Paddle Benefits Wimbledon
The United States was not yet at war, but for months waves of German bombers had pounded England almost daily, causing terror and destruction in towns and cities. Among those hardest hit was the world’s tennis Mecca, Wimbledon, whose citizens issued a plea for help from America’s tennis players.
The Fox Meadow Tournament Committee responded promptly:
“In response to an appeal on behalf of the heavily bombed citizens of Wimbledon, England, we are having a Wimbledon Paddle Tennis Tournament . . . a scrambled mixed doubles event with Tea and Crumpets afterward. The entry fee is $1.00.”
The 1941 benefit was typically Fox Meadow: well bred, in the precise spirit of the times, intergenerational, and centered on platform tennis. The Wimbledon tournament drew ninety-five players, many of them young people home from prep schools or colleges for Easter. Oz Moore handled the complicated seeding and drawing necessary for a successful Scramble, and many of his pairings matched a vacationing junior high or prep school student with a top-ranked national player.

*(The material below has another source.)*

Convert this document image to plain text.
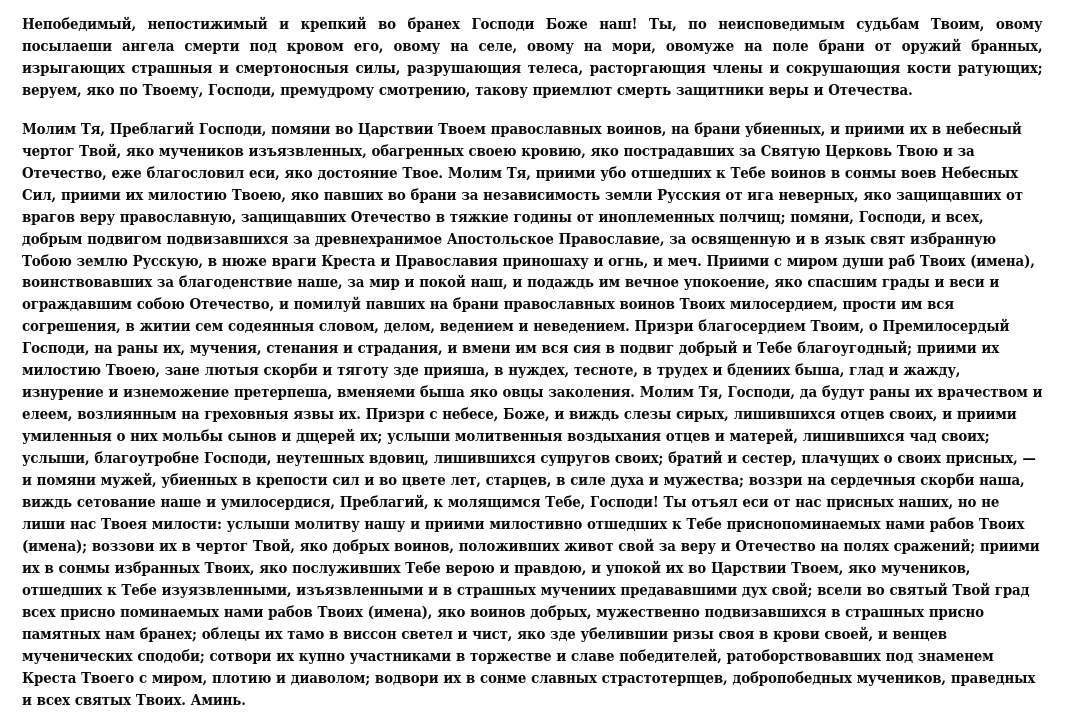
Непобедимый, непостижимый и крепкий во бранех Господи Боже наш! Ты, по неисповедимым судьбам Твоим, овому посылаеши ангела смерти под кровом его, овому на селе, овому на мори, овомуже на поле брани от оружий бранных, изрыгающих страшныя и смертоносныя силы, разрушающия телеса, расторгающия члены и сокрушающия кости ратующих; веруем, яко по Твоему, Господи, премудрому смотрению, такову приемлют смерть защитники веры и Отечества.

Молим Тя, Преблагий Господи, помяни во Царствии Твоем православных воинов, на брани убиенных, и приими их в небесный чертог Твой, яко мучеников изъязвленных, обагренных своею кровию, яко пострадавших за Святую Церковь Твою и за Отечество, еже благословил еси, яко достояние Твое. Молим Тя, приими убо отшедших к Тебе воинов в сонмы воев Небесных Сил, приими их милостию Твоею, яко павших во брани за независимость земли Русския от ига неверных, яко защищавших от врагов веру православную, защищавших Отечество в тяжкие годины от иноплеменных полчищ; помяни, Господи, и всех, добрым подвигом подвизавшихся за древнехранимое Апостольское Православие, за освященную и в язык свят избранную Тобою землю Русскую, в нюже враги Креста и Православия приношаху и огнь, и меч. Приими с миром души раб Твоих (имена), воинствовавших за благоденствие наше, за мир и покой наш, и подаждь им вечное упокоение, яко спасшим грады и веси и ограждавшим собою Отечество, и помилуй павших на брани православных воинов Твоих милосердием, прости им вся согрешения, в житии сем содеянныя словом, делом, ведением и неведением. Призри благосердием Твоим, о Премилосердый Господи, на раны их, мучения, стенания и страдания, и вмени им вся сия в подвиг добрый и Тебе благоугодный; приими их милостию Твоею, зане лютыя скорби и тяготу зде прияша, в нуждех, тесноте, в трудех и бдениих быша, глад и жажду, изнурение и изнеможение претерпеша, вменяеми быша яко овцы заколения. Молим Тя, Господи, да будут раны их врачеством и елеем, возлиянным на греховныя язвы их. Призри с небесе, Боже, и виждь слезы сирых, лишившихся отцев своих, и приими умиленныя о них мольбы сынов и дщерей их; услыши молитвенныя воздыхания отцев и матерей, лишившихся чад своих; услыши, благоутробне Господи, неутешных вдовиц, лишившихся супругов своих; братий и сестер, плачущих о своих присных, — и помяни мужей, убиенных в крепости сил и во цвете лет, старцев, в силе духа и мужества; воззри на сердечныя скорби наша, виждь сетование наше и умилосердися, Преблагий, к молящимся Тебе, Господи! Ты отъял еси от нас присных наших, но не лиши нас Твоея милости: услыши молитву нашу и приими милостивно отшедших к Тебе приснопоминаемых нами рабов Твоих (имена); воззови их в чертог Твой, яко добрых воинов, положивших живот свой за веру и Отечество на полях сражений; приими их в сонмы избранных Твоих, яко послуживших Тебе верою и правдою, и упокой их во Царствии Твоем, яко мучеников, отшедших к Тебе изуязвленными, изъязвленными и в страшных мучениих предававшими дух свой; всели во святый Твой град всех присно поминаемых нами рабов Твоих (имена), яко воинов добрых, мужественно подвизавшихся в страшных присно памятных нам бранех; облецы их тамо в виссон светел и чист, яко зде убелившии ризы своя в крови своей, и венцев мученических сподоби; сотвори их купно участниками в торжестве и славе победителей, ратоборствовавших под знаменем Креста Твоего с миром, плотию и диаволом; водвори их в сонме славных страстотерпцев, добропобедных мучеников, праведных и всех святых Твоих. Аминь.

National women’s champion Madge Beck drew thirteen-year old Billy Riegel, and they made it to the semifinals. The final round, however, went to Maizie Moore and William Spindler, who defeated Mrs. John Fowler and Charlie O’Hearn, 6 4, 4-6, 9-7. Said Club President Keith Eaton of the event, “The Wimbledon Benefit showed us that paddle tennis is not only a fast and exciting sport for play by experts, but it is a grand family game, and it also proved to the satisfaction of everybody that the Fox Meadow Club will not lack championship material for future national tournaments.”